A alegria - Cantares de Salomão (III)

Leva-me tu; correremos após ti. O rei me introduziu nas suas câmaras; em ti nos regozijaremos e nos alegraremos; do teu amor nos lembraremos, mais do que do vinho; os retos te amam.
(Ct 1: 4; Fiel)


O desejo agora é expressado no coro, o coro das virgens que se alegram e que se identificam com a mulher que deseja. O desejo pelo amado é revelado com tanta sinceridade - a entrega explícita que ela faz ao seu amado: "leva-me tu" – que contagia as amigas que passam a reverberar com a noiva o seu cântico que se espalha no ar.

Quantas pessoas se vêem envolvidas nas festividades dos noivos! Nossa geração esqueceu que o casamento, além de ter sido instituído por Deus, apresenta-se como um evento no qual "deixa o homem seu pai e sua mãe". Há um marco. Um rito. A sacralidade do matrimônio que é público e divino. As amigas da noiva estão em festa, porque sabem do coração efusivo da noiva apaixonada. Não é possível ficarmos inertes diante da celebração de um homem e uma mulher apaixonados. Esse momento era tão sublime, rito sagrado marcado por tão grande reverência pelos judeus, que o livro de Cantares era lido em toda festa de Páscoa. Mas, por quê? A Páscoa era a passagem da escravidão à vida de liberdade – eis o matrimônio: uma passagem, um batismo que nos leva da morte para a verdadeira vida! Hipérbole metafórica? Mas, são exatamente estas as imagens cristalizadas no simbolismo judeu.

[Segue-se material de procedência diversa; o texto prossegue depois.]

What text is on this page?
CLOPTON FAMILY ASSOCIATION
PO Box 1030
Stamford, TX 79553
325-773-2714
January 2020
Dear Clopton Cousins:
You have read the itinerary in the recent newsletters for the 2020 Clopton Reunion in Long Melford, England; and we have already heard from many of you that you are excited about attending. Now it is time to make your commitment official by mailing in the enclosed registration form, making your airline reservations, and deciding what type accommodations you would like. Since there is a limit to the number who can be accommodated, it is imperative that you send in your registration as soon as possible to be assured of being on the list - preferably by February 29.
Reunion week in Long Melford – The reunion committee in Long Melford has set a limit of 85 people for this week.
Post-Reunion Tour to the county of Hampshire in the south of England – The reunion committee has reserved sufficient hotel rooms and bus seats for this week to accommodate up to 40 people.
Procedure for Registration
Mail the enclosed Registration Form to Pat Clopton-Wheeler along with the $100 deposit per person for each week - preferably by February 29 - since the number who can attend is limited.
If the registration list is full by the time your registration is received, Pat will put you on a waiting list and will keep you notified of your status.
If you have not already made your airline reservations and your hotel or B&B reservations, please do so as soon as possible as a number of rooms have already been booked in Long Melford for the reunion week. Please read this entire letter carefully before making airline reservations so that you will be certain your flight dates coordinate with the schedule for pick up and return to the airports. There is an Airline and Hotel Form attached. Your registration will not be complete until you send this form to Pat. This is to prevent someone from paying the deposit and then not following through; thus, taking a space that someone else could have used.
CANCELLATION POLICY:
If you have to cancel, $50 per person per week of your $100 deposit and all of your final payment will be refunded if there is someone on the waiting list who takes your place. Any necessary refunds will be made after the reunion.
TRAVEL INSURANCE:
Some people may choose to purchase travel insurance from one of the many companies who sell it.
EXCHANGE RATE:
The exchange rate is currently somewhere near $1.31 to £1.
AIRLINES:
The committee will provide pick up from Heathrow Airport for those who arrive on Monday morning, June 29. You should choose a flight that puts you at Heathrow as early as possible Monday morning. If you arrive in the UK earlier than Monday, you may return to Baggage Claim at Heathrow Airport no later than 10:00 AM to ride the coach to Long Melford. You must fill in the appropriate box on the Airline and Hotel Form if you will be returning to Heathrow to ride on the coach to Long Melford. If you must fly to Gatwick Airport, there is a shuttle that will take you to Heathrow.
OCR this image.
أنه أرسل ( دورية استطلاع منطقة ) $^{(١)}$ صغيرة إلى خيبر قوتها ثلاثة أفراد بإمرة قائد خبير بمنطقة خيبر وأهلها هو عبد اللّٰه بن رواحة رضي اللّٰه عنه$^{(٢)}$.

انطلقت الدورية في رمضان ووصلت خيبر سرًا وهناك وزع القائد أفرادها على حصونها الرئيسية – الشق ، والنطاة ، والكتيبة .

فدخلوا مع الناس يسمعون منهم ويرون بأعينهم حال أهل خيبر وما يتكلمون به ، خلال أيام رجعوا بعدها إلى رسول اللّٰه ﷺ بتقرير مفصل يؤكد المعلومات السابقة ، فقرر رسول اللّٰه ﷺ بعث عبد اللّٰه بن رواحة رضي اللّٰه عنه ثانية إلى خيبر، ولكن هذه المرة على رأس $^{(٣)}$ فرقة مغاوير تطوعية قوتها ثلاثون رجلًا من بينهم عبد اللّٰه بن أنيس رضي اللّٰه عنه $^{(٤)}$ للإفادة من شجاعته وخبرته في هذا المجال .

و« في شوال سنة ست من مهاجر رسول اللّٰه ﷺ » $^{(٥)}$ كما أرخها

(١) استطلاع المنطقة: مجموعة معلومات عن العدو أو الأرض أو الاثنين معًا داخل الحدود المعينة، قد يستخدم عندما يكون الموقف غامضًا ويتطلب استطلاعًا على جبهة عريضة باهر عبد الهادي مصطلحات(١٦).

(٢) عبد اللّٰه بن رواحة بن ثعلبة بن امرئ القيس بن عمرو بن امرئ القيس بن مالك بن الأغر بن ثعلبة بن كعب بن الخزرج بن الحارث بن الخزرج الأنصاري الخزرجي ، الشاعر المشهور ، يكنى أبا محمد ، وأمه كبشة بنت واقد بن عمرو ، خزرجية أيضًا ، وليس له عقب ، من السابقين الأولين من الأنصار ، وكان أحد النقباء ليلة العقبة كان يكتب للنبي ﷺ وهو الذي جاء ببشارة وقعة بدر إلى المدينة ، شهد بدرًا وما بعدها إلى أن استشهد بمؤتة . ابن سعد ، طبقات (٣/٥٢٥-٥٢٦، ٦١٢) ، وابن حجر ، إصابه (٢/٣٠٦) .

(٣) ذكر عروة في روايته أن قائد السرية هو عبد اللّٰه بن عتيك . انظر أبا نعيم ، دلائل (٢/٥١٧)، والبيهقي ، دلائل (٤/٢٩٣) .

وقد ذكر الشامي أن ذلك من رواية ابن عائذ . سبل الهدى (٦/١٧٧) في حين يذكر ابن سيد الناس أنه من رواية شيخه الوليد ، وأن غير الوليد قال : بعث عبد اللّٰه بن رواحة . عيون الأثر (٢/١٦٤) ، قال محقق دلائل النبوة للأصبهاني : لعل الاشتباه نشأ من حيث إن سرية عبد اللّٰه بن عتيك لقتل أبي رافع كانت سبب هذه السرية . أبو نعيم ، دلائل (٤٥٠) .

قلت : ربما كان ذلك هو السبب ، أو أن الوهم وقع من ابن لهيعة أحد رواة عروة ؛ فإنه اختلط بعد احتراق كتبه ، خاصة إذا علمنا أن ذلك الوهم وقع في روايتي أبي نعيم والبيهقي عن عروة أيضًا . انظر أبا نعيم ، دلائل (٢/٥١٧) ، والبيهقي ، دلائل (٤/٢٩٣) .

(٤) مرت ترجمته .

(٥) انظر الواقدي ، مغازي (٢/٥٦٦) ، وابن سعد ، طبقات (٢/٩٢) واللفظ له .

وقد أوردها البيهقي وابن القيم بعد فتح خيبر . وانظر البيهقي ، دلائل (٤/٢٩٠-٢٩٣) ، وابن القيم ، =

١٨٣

As imagens vão transbordando da taça inebriante desses versos que nos lembra a frase divina, sentença do Criador: "Não é bom que o homem esteja só". Sozinho, quem é o homem? Um ser criado à imagem e semelhança de Deus, portanto, completo! A que solidão, então, Deus estaria se referindo? Qual o objetivo, afinal, da criação da mulher? A mulher é a ajudadora, a companheira, aquela que levará o homem a compreender sua própria relação com Deus. Há analogia na relação de um homem e sua mulher e a relação de Deus com esse homem. A entrega ao amor matrimonial guarda a promessa de podermos aprofundar nossa vida espiritual com o Criador. Assim, saídos da escravidão do Egito passamos agora a fazer festa para o Deus da nossa libertação, o Deus do nosso amor.

Ao realizar o primeiro casamento, Deus o faz no contexto do sábado. O sábado é o dia da recreação, do gozo eterno diante da obra do Criador! Os judeus compreendiam que o sábado era o "intercessor" entre o povo e o Deus Yaweh! Daí, lerem o livro de Cantares durante as festas da Páscoa. Daí, precisarmos reler essas páginas de celebração e corrermos após a noiva contagiados por sua alegria. Esta alegria transforma nossos olhos: eis que o amado dela é comparado a um rei que a carrega ao palácio dele. Ela o aclama, aprecia, considera, elogia, enaltece o seu amado. À semelhança do povo que festeja no deserto a libertação, ela festeja o seu amado. O casamento é, por isso mesmo, a analogia do amor de Deus pela sua Igreja, entregando esta ao seu Filho amado, o noivo.

A entrega ao amor matrimonial guarda a promessa de podermos compreender o amor de Deus pela Igreja e como deveria ser nossa resposta apaixonada ao Deus da Igreja. Contagie-mo-nos, então, dessa alegria!